In den Anhöhen nahe der Hauptstraße befanden sich mehrere Stellungen. Wenn der Armeekonvoi vorbeifuhr, schickten sie eine Gruppe Söldner (Dschash) zur Bewachung der Hauptstraße. Sie unterstanden dem Kommando der Peschmerga.

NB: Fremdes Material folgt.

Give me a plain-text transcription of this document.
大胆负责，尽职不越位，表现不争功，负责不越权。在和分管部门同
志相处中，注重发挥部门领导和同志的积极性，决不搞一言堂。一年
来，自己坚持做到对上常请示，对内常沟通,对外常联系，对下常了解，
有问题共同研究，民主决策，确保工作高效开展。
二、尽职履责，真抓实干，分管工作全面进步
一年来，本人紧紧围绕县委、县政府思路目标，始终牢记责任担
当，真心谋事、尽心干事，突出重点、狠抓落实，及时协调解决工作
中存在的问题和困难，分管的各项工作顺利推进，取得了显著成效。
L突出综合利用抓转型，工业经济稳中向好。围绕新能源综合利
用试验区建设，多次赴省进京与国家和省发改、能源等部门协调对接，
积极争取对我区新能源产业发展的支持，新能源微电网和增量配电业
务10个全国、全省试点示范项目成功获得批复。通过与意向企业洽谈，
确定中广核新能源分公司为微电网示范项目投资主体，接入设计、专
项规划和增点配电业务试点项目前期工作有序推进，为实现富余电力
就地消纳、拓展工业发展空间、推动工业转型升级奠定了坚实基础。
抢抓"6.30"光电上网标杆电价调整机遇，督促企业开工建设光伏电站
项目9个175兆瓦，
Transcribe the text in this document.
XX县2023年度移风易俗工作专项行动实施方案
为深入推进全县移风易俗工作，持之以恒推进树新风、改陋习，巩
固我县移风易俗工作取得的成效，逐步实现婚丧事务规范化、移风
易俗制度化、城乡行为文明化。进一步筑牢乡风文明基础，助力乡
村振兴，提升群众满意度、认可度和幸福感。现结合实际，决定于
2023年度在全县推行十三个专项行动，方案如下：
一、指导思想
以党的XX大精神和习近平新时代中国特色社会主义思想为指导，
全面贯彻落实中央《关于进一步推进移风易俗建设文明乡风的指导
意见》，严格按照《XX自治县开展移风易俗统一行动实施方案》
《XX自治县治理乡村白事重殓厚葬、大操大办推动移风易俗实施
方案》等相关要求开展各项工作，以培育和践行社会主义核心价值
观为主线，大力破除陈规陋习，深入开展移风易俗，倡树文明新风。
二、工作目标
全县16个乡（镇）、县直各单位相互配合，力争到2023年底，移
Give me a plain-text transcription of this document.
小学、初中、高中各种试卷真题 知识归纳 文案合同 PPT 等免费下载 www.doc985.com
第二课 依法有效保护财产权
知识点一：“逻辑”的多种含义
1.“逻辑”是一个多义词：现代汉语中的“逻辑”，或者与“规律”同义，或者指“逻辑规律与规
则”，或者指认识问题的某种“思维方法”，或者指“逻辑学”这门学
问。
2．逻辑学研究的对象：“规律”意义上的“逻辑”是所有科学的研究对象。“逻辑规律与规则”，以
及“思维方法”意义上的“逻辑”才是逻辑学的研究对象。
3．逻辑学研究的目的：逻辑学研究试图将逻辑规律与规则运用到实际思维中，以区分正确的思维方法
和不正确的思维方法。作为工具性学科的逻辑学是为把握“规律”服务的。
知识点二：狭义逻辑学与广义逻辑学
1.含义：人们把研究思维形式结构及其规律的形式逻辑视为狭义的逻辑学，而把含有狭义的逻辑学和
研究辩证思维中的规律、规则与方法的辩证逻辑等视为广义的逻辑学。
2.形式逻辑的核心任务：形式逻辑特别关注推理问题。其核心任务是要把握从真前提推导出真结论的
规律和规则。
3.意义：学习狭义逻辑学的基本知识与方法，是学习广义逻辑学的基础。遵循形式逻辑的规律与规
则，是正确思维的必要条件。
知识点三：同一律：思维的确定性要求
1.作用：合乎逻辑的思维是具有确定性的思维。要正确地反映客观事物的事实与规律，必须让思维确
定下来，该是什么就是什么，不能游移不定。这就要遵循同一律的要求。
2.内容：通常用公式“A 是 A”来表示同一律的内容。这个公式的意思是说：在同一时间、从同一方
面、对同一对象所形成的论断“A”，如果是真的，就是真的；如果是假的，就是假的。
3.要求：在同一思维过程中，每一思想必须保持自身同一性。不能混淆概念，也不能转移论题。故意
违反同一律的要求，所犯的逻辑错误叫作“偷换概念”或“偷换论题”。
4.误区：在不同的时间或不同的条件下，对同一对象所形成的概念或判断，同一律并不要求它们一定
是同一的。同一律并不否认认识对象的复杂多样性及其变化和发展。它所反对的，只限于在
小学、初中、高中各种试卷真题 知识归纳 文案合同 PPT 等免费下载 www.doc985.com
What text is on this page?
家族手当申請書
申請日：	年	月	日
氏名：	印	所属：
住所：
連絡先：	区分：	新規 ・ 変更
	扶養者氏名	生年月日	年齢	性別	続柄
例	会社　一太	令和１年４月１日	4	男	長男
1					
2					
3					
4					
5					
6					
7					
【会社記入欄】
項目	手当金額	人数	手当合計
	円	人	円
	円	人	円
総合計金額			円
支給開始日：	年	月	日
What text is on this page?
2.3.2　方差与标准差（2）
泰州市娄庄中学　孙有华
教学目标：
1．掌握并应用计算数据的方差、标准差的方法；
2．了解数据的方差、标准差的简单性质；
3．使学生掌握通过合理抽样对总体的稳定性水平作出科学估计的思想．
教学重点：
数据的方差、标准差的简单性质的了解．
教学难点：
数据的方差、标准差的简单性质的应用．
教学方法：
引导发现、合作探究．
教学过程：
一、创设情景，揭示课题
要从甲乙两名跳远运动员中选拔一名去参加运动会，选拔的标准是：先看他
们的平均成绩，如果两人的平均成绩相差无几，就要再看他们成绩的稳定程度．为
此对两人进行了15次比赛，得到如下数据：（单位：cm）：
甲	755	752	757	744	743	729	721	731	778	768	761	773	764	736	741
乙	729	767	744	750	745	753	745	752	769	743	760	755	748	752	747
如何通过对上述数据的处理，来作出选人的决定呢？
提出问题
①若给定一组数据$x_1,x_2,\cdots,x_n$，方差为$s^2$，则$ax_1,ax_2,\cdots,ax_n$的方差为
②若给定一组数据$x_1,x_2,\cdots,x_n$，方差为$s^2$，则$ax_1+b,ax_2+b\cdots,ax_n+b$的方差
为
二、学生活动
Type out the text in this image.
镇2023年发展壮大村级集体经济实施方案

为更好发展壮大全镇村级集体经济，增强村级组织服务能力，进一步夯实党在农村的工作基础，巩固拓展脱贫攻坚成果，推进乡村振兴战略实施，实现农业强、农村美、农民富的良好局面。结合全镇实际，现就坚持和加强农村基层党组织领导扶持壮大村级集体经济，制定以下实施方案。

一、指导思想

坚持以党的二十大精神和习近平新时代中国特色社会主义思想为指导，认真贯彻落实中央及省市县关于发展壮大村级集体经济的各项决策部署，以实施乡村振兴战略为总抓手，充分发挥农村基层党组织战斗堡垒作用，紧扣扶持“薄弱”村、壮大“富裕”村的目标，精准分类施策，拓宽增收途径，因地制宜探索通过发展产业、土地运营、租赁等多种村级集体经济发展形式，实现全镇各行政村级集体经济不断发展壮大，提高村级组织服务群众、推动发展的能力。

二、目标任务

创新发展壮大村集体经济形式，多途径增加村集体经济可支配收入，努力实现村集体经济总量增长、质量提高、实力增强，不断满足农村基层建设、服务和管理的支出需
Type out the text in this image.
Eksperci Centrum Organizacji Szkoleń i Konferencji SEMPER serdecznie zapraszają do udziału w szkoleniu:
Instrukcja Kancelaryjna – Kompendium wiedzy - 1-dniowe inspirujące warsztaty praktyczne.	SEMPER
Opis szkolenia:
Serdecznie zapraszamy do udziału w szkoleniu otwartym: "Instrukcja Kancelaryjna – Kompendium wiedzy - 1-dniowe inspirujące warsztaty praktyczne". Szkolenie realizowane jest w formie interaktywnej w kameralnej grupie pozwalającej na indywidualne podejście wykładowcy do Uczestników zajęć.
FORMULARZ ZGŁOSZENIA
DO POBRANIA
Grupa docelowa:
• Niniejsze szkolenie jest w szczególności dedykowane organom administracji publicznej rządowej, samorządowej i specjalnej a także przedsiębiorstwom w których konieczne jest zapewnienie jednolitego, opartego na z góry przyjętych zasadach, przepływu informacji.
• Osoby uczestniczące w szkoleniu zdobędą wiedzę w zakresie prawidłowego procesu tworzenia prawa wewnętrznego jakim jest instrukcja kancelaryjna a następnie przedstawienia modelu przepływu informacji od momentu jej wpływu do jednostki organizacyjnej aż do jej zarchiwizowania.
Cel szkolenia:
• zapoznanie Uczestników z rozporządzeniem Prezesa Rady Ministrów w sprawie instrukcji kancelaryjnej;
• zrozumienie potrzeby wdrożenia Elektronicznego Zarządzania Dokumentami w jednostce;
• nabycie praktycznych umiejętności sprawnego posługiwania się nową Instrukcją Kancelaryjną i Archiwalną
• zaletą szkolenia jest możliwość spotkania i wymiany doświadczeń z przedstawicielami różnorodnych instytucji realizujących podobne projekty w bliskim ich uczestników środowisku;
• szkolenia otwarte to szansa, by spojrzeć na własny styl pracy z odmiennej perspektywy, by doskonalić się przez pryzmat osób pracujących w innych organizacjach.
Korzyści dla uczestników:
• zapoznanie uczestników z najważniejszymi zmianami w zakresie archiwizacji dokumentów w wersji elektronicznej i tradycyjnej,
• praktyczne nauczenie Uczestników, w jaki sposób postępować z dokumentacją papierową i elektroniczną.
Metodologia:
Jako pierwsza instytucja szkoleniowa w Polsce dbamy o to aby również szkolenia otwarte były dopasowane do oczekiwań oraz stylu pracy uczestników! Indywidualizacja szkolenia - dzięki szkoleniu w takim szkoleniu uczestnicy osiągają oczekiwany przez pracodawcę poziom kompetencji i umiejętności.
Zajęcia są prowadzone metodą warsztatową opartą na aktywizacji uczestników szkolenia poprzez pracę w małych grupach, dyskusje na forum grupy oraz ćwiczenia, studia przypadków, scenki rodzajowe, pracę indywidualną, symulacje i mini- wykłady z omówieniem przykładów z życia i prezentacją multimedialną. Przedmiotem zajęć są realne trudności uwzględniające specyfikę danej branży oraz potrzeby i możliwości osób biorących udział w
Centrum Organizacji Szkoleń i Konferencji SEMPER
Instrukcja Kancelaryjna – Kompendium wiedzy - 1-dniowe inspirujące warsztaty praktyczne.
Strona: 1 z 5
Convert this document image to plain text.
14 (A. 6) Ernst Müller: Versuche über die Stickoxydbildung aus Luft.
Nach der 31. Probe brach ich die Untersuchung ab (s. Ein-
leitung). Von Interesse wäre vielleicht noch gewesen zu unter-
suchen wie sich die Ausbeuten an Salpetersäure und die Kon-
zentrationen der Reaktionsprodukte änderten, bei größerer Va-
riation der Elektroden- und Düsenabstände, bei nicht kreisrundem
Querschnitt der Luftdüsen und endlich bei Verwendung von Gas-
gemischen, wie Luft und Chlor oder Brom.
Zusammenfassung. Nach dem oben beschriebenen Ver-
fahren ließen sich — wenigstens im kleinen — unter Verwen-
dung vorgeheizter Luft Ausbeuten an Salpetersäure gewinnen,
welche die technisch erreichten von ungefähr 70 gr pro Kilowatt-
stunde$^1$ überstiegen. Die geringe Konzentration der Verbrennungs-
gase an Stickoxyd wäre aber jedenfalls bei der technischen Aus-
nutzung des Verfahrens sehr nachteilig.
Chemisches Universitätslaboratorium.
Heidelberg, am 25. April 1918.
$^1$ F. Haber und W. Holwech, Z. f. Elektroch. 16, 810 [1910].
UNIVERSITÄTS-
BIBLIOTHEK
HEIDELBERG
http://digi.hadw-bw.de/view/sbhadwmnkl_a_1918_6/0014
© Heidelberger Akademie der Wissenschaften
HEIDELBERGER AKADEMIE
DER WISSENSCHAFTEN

Am 15. Juli 1963 um 9 Uhr morgens erreichte der Konvoi der irakischen Armee die Brücke. Die Peschmerga eröffneten das Feuer auf die Söldner (Dschasch) und töteten drei von ihnen. Die irakische Armee und die Söldner griffen die Höhen hinter Qatra an, wo die Peschmerga sie in kurzer Zeit zurückdrängten und besiegten. Drei Söldner (Dschasch) wurden getötet und ihre Leichen auf dem Schlachtfeld zurückgelassen. Sie griffen den Berg Gulan an, flohen über die Peschmerga-Mine, töteten mehrere Soldaten und kehrten in ihre Kaserne zurück.
Die Kämpfe dauerten bis 17 Uhr an. Sowohl die Militärbasen Maidan und Dabandikhan als auch Söldner des Nawroli-Stammes waren beteiligt. Ein Konvoi der irakischen Armee konnte an diesem Tag nicht passieren und kehrte zur Militärbasis zurück, konnte aber am nächsten Tag entkommen. Ein Soldat, zwei Offiziere und sechs Söldner (Jash) wurden getötet. Nur ein Peschmerga wurde leicht verletzt.
Ressourcen:
1- Massoud Barzani, Barzani und die kurdische Befreiungsbewegung, Band III, Teil I, Septemberrevolution 1961-1975, Erste Auflage, (Erbil-2004).
2- Ibrahim Jalal, Südkurdistan und die Septemberrevolution, Aufbau und Zerstörung 1961-1975, Vierte Auflage,
3- Shawkat Mullah Ismail Hassan, Rojane la mejwooy shorshi aylool, 1. Auflage, (Druckerei des Bildungsministeriums, Erbil, 2007).
4- Hawkar Karim Hama Sharif, September Revolution, 1. Auflage, (Salahaddin University Printing House, Erbil, 2012).
5- Khoshaw Ali Kanialnji, Memoirs of Aziz Qazi Surchi, Erstausgabe, (Danishfar Printing House, Erbil, 2023).